High steel and red iron, guys!

Link: http://www.canada.com/vancouversun/news/westcoastnews/story.html?id=d31440b4-8a34-48d7-a873-6fd29e1d07ac

For some reason I can’t insert a hyperlink today.

Wow - thank you for sharing that. Your dad went through a lot.

Holy crap. That was a very good tribute.

Good reminder of the event, and a nice recounting of your memories. I’ve crossed that bridge a number of times, and noticed the Ironworkers’ Memorial at the south end of the bridge.

Do you know “The Ironworkers Song,” also known as “The Bridge Came Tumbling Down” by Stompin’ Tom Connors? I learned it years ago–and thought of it every time I drove across that bridge. Tom may have the numbers wrong (his song begins “Nineteen scarlet roses the chaplain spread around the waters of Burrard Inlet…”), but it’s a nice tribute to the guys who died in its construction.

Thanks for sharing your memories. Good to think of those guys.

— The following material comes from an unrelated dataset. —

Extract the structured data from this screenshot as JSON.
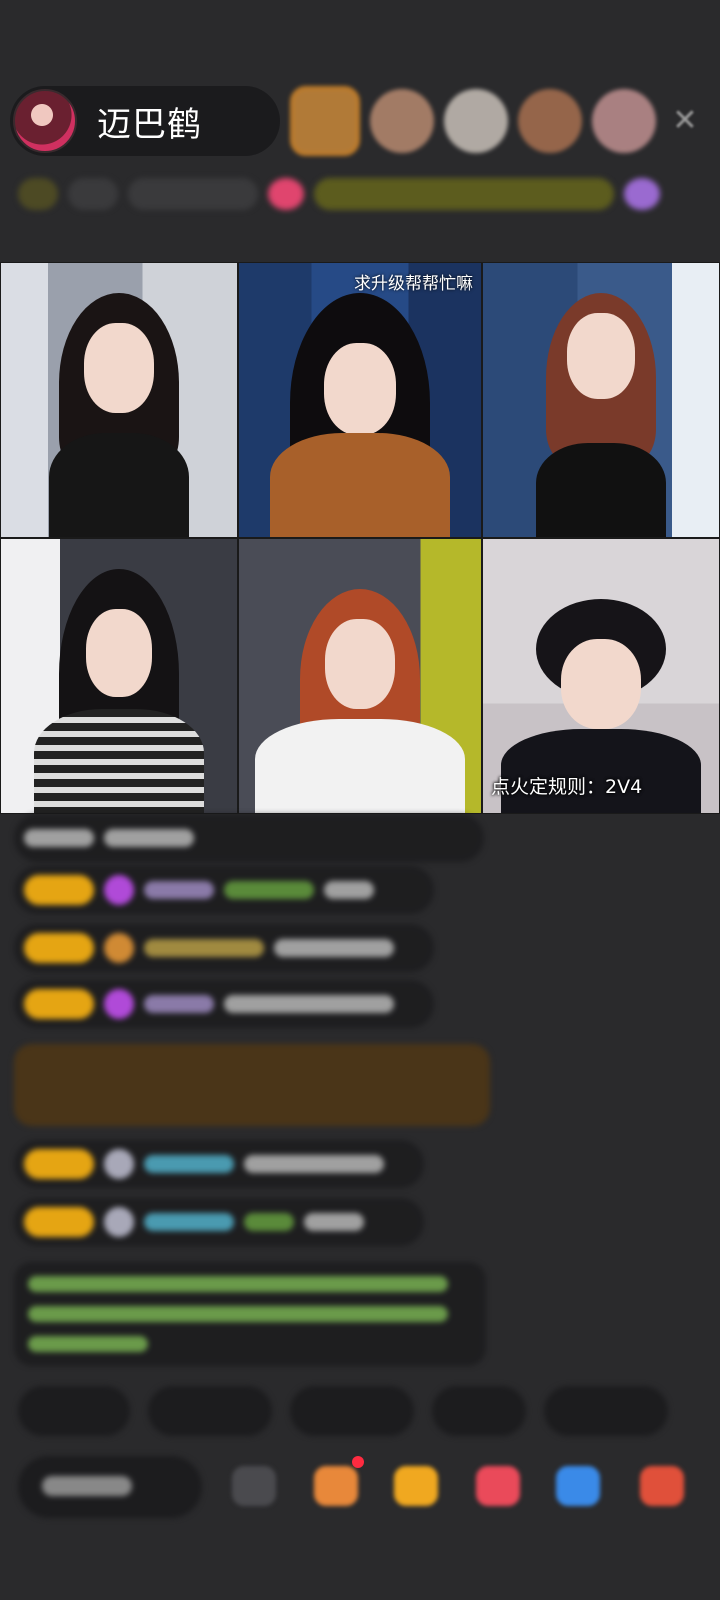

If you count the salvage diver who died during the first few days of the rescue, body recovery and clean up, there were nineteen deaths directly associated with the collapse. As far as I’m concerned, Stompin’ Tom’s bigger error was getting the cause all wrong - “a big wind” - I think he had the Tacoma Narrows collapse in mind there. That collapse was also caused by human error in its design.

To clarify, the engineer who died that day was the one who had calculated the stresses to the falsework incorrectly.